Mittwoch, 13. Februar 2002

Bei den olympischen Ringen kommt man derzeit an ARD und ZDF kaum vorbei. Der große Medienaufwand, mit dem die beiden öffentlich-rechtlichen Sender derzeit die Olympischen Winterspiele in Salt Lake City begleiten, wird von den Zuschauern goutiert.

Vor allem Sven Hannawalds Triumph bei der Vierschanzen-Tournee vor einigen Wochen dürfte die Anziehungskraft des Luftzirkus bei der TV-Gemeinde deutlich angeheizt haben. Das Springen von der Normalschanze wurde so nicht ganz unerwartet zum Krimi mit Quotengarantie. Knapp 11 Millionen Zuschauer schalteten am Sonntag auf die Live-Berichterstattung in der ARD und wurden Zeuge von Hannawalds Silber-Sprung.

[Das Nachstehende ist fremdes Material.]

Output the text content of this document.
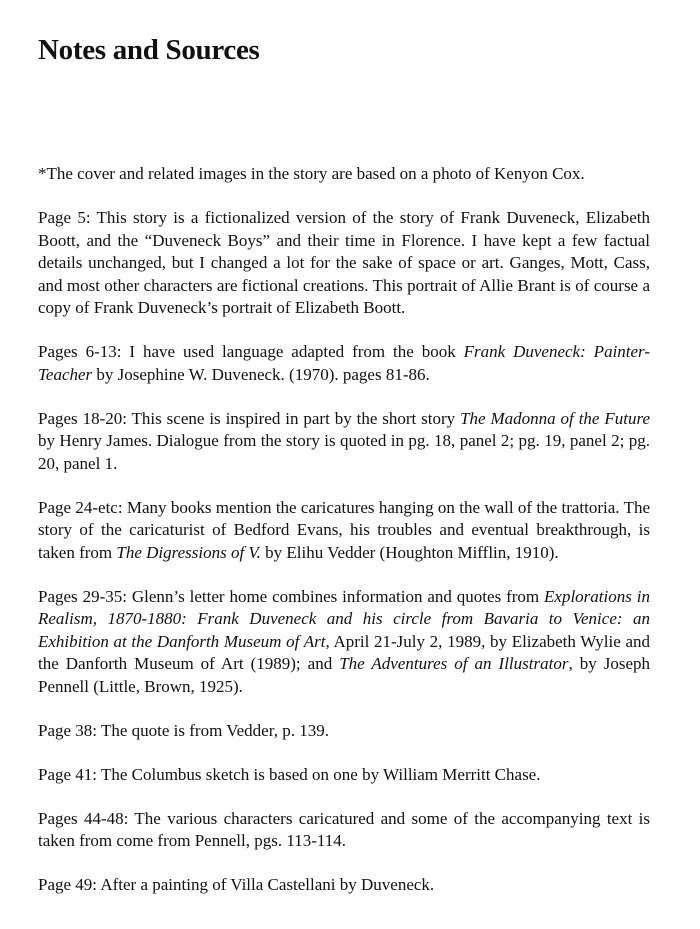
Notes and Sources

*The cover and related images in the story are based on a photo of Kenyon Cox.

Page 5: This story is a fictionalized version of the story of Frank Duveneck, Elizabeth Boott, and the “Duveneck Boys” and their time in Florence. I have kept a few factual details unchanged, but I changed a lot for the sake of space or art. Ganges, Mott, Cass, and most other characters are fictional creations. This portrait of Allie Brant is of course a copy of Frank Duveneck’s portrait of Elizabeth Boott.

Pages 6-13: I have used language adapted from the book Frank Duveneck: Painter-Teacher by Josephine W. Duveneck. (1970). pages 81-86.

Pages 18-20: This scene is inspired in part by the short story The Madonna of the Future by Henry James. Dialogue from the story is quoted in pg. 18, panel 2; pg. 19, panel 2; pg. 20, panel 1.

Page 24-etc: Many books mention the caricatures hanging on the wall of the trattoria. The story of the caricaturist of Bedford Evans, his troubles and eventual breakthrough, is taken from The Digressions of V. by Elihu Vedder (Houghton Mifflin, 1910).

Pages 29-35: Glenn’s letter home combines information and quotes from Explorations in Realism, 1870-1880: Frank Duveneck and his circle from Bavaria to Venice: an Exhibition at the Danforth Museum of Art, April 21-July 2, 1989, by Elizabeth Wylie and the Danforth Museum of Art (1989); and The Adventures of an Illustrator, by Joseph Pennell (Little, Brown, 1925).

Page 38: The quote is from Vedder, p. 139.

Page 41: The Columbus sketch is based on one by William Merritt Chase.

Pages 44-48: The various characters caricatured and some of the accompanying text is taken from come from Pennell, pgs. 113-114.

Page 49: After a painting of Villa Castellani by Duveneck.
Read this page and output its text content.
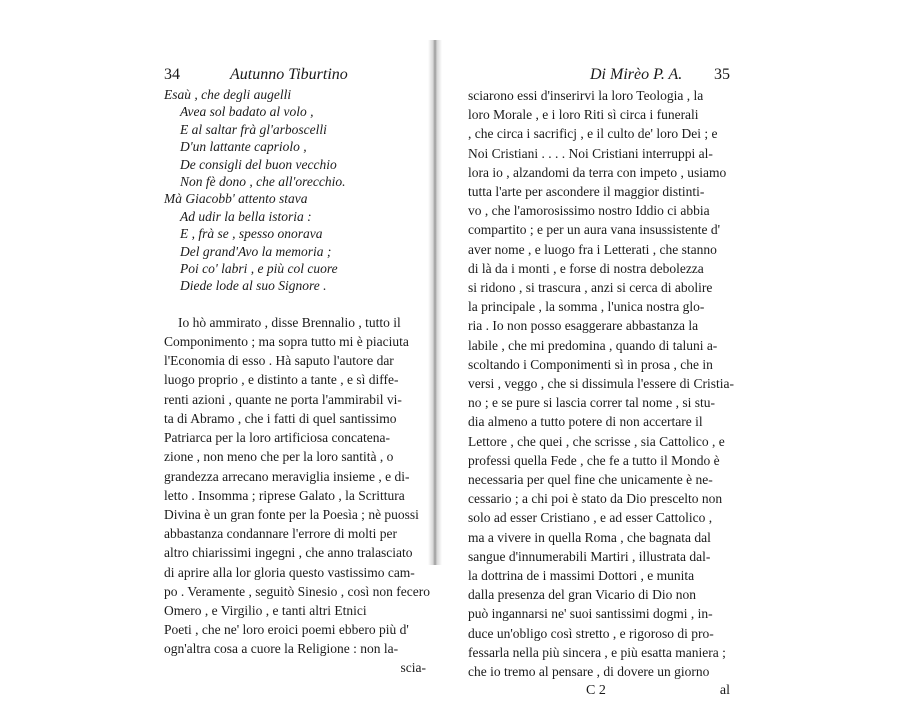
34	Autunno Tiburtino
Esaù , che degli augelli
Avea sol badato al volo ,
E al saltar frà gl'arboscelli
D'un lattante capriolo ,
De consigli del buon vecchio
Non fè dono , che all'orecchio.
Mà Giacobb' attento stava
Ad udir la bella istoria :
E , frà se , spesso onorava
Del grand'Avo la memoria ;
Poi co' labri , e più col cuore
Diede lode al suo Signore .
Io hò ammirato , disse Brennalio , tutto il
Componimento ; ma sopra tutto mi è piaciuta
l'Economia di esso . Hà saputo l'autore dar
luogo proprio , e distinto a tante , e sì diffe-
renti azioni , quante ne porta l'ammirabil vi-
ta di Abramo , che i fatti di quel santissimo
Patriarca per la loro artificiosa concatena-
zione , non meno che per la loro santità , o
grandezza arrecano meraviglia insieme , e di-
letto . Insomma ; riprese Galato , la Scrittura
Divina è un gran fonte per la Poesìa ; nè puossi
abbastanza condannare l'errore di molti per
altro chiarissimi ingegni , che anno tralasciato
di aprire alla lor gloria questo vastissimo cam-
po . Veramente , seguitò Sinesio , così non fecero
Omero , e Virgilio , e tanti altri Etnici
Poeti , che ne' loro eroici poemi ebbero più d'
ogn'altra cosa a cuore la Religione : non la-
scia-
Di Mirèo P. A. 35
sciarono essi d'inserirvi la loro Teologia , la
loro Morale , e i loro Riti sì circa i funerali
, che circa i sacrificj , e il culto de' loro Dei ; e
Noi Cristiani . . . . Noi Cristiani interruppi al-
lora io , alzandomi da terra con impeto , usiamo
tutta l'arte per ascondere il maggior distinti-
vo , che l'amorosissimo nostro Iddio ci abbia
compartito ; e per un aura vana insussistente d'
aver nome , e luogo fra i Letterati , che stanno
di là da i monti , e forse di nostra debolezza
si ridono , si trascura , anzi si cerca di abolire
la principale , la somma , l'unica nostra glo-
ria . Io non posso esaggerare abbastanza la
labile , che mi predomina , quando di taluni a-
scoltando i Componimenti sì in prosa , che in
versi , veggo , che si dissimula l'essere di Cristia-
no ; e se pure si lascia correr tal nome , si stu-
dia almeno a tutto potere di non accertare il
Lettore , che quei , che scrisse , sia Cattolico , e
professi quella Fede , che fe a tutto il Mondo è
necessaria per quel fine che unicamente è ne-
cessario ; a chi poi è stato da Dio prescelto non
solo ad esser Cristiano , e ad esser Cattolico ,
ma a vivere in quella Roma , che bagnata dal
sangue d'innumerabili Martiri , illustrata dal-
la dottrina de i massimi Dottori , e munita
dalla presenza del gran Vicario di Dio non
può ingannarsi ne' suoi santissimi dogmi , in-
duce un'obligo così stretto , e rigoroso di pro-
fessarla nella più sincera , e più esatta maniera ;
che io tremo al pensare , di dovere un giorno
C 2	al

Bei den acht Sendungen, die das Erste bis Montag in werberelevantem Umfeld übertragen hat, lag der durchschnittliche TKP (14- bis 49-Jährige) bei passablen 22 Euro. Auch die ZDF-Übertragung des Biathlon-Wettbewerbs der Frauen, bei dem eine Goldmedaille in die Statistik des deutschen Medaillenspiegels wanderte, dürfte für Jubel bei den Mainzern gesorgt haben: Mit knapp 8 Millionen Zuschauern (ab 3 Jahre) reichte es immerhin für einen Zuschauermarktanteil von 25,9 Prozent.

Zufrieden dürften Eurosport und DSF sein. Bei Eurosport sorgte die Eröffnungsfeier, die auch beim Ersten lief, für Top-Quoten, beim DSF stieß das Olympiamagazin auf gute Resonanz.